10-27-2013 08:28 AM
On Spartan-6, synthesizing the source code below with ISE 14.7 results in the block RAM not being connected properly. In the generated netlist, an obvious effect of the bug is that the WE and data input ports of the block RAM are grounded. It seems to manifest itself when a block RAM uses byte-wide write enable, and that signal is driven by a state machine.
module memtest( input clk, input [9:0] adr, input [31:0] dat_w, output [31:0] dat_r, input wex ); reg [3:0] we; reg [31:0] mem[0:1023]; reg [9:0] memadr_r; always @(posedge clk) begin if (we) mem[adr][7:0] <= dat_w[7:0]; if (we) mem[adr][15:8] <= dat_w[15:8]; if (we) mem[adr][23:16] <= dat_w[23:16]; if (we) mem[adr][31:24] <= dat_w[31:24]; memadr_r <= adr; end assign dat_r = mem[memadr_r]; reg [1:0] state; reg [1:0] next_state; always @(posedge clk) state <= next_state; always @(*) begin we <= 0; next_state <= state; case(state) 2'd0: if(wex) next_state <= 1; 2'd1: next_state <= 2; 2'd2: begin we <= 15; next_state <= 0; end endcase end endmodule
10-27-2013 09:30 AM
10-28-2013 10:29 AM
always @(*) begin we <= 0; next_state <= state; case(state) 2'd0: if(wex) next_state <= 1; 2'd1: next_state <= 2; 2'd2: begin we <= 15; next_state <= 0; end endcase end endmodule
TWO-PROCESS STATE MACHINE FAIL.
Try recoding it as a single synchronous always block.
I think the "default assignments" to we and next_state (with the expectation that the signal might be overridden in a decoded state) don't work in a combinatorial always block. It forms an infinite loop.
10-28-2013 12:27 PM
10-28-2013 04:44 PM
There's nothing wrong with that state machine style. Other than the non-blocking statements in the combinational block. I know many feel strongly on this, and for newbies I suggest the single process state machine style. But if you know what you're doing this two process style is fine (and has some advantages IMHO).
You cannot form an infinite loop in a single always block like this. An always block CANNOT trigger itself. Part of the verilog stratified event queue.
As to the OP's problem...
Early on in (ISE 12.2 I think), we noticed similar problems with RAM inference. The byte enables didn't always work properly. We tried breaking it down to a simple testcase for Xilinx to look at, and the results were inconsistent - we couldn't repeat the failure with a testcase.
So we worked around the issue by not inferring the Byte enables - instead we just inferred (4) parallel 8-bit RAMs, with seperate Write enables. This effectively decreases your RAM granularity you're inferring (4) Byte-wide memories. But it works...
I'd not thought that the problem was related to a state machine driving some of the RAM control signals. That might be a good hint that we didn't think of.
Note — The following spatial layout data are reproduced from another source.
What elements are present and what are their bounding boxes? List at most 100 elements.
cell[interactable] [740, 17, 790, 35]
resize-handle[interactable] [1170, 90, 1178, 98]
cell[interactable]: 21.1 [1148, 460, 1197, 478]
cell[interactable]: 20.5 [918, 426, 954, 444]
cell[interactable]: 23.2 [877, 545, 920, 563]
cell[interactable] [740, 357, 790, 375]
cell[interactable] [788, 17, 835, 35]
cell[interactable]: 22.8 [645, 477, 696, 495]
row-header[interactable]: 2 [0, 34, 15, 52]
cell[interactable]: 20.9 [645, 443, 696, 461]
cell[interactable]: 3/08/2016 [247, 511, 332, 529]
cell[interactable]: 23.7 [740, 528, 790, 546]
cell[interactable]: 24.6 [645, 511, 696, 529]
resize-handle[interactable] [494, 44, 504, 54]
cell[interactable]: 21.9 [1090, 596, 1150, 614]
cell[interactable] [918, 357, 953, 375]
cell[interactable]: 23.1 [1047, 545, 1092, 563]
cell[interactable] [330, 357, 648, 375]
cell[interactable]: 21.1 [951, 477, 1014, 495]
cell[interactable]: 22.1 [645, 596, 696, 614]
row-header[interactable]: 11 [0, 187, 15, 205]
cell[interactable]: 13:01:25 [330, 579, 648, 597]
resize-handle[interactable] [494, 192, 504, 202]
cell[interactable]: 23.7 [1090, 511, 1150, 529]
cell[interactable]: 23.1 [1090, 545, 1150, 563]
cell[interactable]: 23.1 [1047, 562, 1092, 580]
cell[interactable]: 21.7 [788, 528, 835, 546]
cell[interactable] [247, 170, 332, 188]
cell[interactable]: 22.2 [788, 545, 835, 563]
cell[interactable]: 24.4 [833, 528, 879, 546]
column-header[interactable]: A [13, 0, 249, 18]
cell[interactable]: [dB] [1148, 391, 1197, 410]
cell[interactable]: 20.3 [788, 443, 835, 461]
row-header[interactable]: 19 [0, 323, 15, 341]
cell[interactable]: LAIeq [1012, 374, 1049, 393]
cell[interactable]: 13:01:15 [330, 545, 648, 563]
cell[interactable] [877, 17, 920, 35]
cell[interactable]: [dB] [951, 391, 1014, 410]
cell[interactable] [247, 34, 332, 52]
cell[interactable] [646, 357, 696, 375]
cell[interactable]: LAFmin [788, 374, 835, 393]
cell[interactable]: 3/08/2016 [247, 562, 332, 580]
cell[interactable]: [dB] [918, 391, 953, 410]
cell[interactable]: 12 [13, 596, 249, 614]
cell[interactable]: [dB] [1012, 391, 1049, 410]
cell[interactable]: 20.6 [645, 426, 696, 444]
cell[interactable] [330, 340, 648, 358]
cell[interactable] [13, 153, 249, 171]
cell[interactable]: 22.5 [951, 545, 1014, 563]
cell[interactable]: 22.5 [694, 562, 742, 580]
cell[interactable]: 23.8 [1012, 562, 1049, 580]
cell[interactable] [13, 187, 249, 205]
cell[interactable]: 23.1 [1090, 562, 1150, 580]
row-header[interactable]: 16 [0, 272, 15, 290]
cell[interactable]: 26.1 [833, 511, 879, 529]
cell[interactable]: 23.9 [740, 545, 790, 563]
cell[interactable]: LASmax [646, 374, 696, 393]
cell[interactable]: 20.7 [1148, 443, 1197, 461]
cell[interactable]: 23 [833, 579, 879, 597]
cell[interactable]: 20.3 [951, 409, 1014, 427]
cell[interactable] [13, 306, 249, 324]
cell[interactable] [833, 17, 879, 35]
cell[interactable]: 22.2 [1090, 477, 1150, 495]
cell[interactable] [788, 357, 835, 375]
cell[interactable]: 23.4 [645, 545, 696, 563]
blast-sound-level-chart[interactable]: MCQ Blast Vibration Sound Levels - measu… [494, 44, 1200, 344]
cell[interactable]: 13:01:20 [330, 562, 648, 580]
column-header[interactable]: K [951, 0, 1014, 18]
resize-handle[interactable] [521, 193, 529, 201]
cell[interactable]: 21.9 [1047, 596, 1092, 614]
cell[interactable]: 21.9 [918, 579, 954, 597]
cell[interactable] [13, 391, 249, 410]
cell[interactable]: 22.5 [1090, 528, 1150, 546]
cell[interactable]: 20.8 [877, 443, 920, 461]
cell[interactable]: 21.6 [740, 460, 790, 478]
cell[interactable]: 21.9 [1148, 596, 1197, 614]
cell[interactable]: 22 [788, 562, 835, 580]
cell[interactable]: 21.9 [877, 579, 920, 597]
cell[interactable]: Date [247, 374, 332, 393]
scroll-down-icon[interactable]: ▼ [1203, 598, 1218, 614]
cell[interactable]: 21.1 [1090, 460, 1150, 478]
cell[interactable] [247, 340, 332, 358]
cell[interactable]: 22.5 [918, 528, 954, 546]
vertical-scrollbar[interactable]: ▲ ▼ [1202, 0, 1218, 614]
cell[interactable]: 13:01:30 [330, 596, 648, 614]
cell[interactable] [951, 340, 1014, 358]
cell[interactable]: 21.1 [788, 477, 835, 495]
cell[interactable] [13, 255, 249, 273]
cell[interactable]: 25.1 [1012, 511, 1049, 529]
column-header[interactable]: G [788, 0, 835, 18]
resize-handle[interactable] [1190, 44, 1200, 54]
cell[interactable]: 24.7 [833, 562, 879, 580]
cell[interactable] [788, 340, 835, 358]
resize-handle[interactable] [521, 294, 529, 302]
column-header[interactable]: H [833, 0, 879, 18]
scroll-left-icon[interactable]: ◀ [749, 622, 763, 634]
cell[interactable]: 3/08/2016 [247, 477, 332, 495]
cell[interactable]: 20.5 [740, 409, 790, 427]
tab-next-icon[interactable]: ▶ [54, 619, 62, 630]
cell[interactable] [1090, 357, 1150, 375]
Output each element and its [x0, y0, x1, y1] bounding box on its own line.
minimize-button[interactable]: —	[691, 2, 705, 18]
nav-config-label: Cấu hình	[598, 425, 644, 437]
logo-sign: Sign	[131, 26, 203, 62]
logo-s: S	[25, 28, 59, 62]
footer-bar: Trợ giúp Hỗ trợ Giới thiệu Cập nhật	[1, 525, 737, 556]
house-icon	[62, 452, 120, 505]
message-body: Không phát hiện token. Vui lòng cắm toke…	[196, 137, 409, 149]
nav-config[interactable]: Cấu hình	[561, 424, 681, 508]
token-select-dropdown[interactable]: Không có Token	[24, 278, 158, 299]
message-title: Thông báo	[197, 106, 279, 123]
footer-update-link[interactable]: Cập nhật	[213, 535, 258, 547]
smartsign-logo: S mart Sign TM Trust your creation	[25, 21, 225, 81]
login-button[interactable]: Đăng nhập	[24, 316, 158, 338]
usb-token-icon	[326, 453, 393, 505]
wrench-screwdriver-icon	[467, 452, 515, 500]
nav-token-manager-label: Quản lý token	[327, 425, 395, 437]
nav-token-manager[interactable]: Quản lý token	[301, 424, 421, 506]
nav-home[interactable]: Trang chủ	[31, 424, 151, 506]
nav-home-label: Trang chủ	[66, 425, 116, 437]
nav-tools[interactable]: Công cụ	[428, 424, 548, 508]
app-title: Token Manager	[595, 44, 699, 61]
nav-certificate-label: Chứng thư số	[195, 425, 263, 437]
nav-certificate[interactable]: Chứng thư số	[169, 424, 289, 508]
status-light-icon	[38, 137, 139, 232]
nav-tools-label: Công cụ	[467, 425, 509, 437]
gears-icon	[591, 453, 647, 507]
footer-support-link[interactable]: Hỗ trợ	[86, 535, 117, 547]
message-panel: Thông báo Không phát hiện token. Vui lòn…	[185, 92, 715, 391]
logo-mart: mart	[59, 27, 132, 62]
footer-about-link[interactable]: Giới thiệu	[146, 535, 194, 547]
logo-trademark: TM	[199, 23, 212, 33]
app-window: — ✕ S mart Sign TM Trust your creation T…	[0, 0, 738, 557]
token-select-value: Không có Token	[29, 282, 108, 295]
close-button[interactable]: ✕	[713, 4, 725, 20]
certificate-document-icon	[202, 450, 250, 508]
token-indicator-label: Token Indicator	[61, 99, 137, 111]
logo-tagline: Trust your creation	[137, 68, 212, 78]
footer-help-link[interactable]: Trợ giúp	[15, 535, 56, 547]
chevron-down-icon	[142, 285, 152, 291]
If you can replicate the problem in a small testcase, I'd submit the problem to Xilinx.
10-28-2013 05:24 PM
(I know this is no longer on the RAM topic, but the state machine topic)
An always block CANNOT trigger itself.
It is true that an always block cannot directly trigger itself, but it can do so indirectly. If (as the OP did in this example) you use non-blocking assignments in your always block, then the non-blocking assignment can re-trigger the same always block.
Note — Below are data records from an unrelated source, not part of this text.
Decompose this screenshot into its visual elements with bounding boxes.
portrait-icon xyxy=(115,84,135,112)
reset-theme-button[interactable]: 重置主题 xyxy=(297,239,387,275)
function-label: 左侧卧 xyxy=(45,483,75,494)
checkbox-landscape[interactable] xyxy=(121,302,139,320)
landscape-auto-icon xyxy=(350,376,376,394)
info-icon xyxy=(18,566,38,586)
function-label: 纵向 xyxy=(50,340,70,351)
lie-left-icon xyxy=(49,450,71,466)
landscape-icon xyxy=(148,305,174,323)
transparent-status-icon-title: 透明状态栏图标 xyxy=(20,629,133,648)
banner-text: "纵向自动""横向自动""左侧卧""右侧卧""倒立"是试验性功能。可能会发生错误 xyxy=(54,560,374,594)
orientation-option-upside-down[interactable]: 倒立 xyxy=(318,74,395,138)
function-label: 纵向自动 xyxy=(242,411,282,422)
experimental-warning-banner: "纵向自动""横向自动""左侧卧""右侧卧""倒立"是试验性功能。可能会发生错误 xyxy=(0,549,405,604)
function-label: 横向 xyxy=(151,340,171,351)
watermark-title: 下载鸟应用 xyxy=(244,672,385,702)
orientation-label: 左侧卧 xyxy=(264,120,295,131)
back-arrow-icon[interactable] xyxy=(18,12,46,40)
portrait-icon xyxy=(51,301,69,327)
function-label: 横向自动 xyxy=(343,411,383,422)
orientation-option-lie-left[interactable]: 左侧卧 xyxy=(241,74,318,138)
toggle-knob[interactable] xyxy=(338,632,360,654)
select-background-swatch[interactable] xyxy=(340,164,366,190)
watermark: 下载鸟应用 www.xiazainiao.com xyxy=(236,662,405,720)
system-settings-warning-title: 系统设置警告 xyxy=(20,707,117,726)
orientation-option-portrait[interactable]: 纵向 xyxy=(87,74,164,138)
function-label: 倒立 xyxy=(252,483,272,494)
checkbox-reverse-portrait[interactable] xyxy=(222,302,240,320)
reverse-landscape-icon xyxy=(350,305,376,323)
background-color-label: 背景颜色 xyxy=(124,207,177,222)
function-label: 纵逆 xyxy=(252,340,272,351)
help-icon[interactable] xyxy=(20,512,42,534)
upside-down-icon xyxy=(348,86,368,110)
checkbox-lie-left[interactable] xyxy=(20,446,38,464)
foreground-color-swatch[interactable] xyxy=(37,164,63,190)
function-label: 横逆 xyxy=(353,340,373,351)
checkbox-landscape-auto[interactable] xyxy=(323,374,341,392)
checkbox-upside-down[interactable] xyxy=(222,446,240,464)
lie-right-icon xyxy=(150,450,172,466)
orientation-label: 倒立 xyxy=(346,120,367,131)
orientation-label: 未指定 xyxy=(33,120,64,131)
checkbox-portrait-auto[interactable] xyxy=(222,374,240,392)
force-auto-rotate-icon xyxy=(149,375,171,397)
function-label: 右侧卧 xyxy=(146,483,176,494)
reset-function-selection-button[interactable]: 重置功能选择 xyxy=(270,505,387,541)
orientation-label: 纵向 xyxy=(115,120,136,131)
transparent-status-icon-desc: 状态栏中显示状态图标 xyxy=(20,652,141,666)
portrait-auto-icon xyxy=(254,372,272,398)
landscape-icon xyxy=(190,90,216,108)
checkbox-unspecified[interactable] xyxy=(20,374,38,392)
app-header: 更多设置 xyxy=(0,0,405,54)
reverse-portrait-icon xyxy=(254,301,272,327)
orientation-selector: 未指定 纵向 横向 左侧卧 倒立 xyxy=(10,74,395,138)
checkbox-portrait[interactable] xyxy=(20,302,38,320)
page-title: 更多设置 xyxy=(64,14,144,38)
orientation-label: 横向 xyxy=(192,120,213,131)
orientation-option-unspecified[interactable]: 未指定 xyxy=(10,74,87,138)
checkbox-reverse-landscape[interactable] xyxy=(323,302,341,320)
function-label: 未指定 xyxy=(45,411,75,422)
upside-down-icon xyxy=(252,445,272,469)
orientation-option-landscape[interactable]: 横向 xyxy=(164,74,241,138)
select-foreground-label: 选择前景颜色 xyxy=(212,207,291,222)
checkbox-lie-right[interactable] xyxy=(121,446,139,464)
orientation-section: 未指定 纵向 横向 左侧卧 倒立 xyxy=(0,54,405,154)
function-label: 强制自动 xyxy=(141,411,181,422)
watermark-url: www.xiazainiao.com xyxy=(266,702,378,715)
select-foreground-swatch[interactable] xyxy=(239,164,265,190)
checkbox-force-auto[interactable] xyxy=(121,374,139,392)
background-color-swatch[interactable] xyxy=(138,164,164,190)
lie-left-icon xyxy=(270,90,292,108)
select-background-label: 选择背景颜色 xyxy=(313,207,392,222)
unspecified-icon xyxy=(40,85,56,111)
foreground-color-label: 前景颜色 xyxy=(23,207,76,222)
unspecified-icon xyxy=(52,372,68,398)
The reason a blocking assignment cannot re-trigger the same block is that the blocking assignment is done immediately; thus, when the signal makes its state change, the always block is not "blocked" waiting for the always @* event to occur. When the block ends, and returns to waiting for the always @*, the variable is already at its new value, and hence the block won't retrigger.
However, a non-blocking assignment is defferred to the NBA portion of the stratified queue, which is executed after all active events. At that time, all "always" blocks that have no internal timing control (no #, @ or wait statements) are back at the always @(*) or always @(posedge clk) statement - waiting for an event to re-trigger them. Thus, when the NBA completes, the block can re-trigger.
a = !a;
Will not (on its own) create an infinite loop, but
a <= !a;
To that point - you should NEVER use a non-blocking assignment inside an always @(*) block - you should use blocking assignments.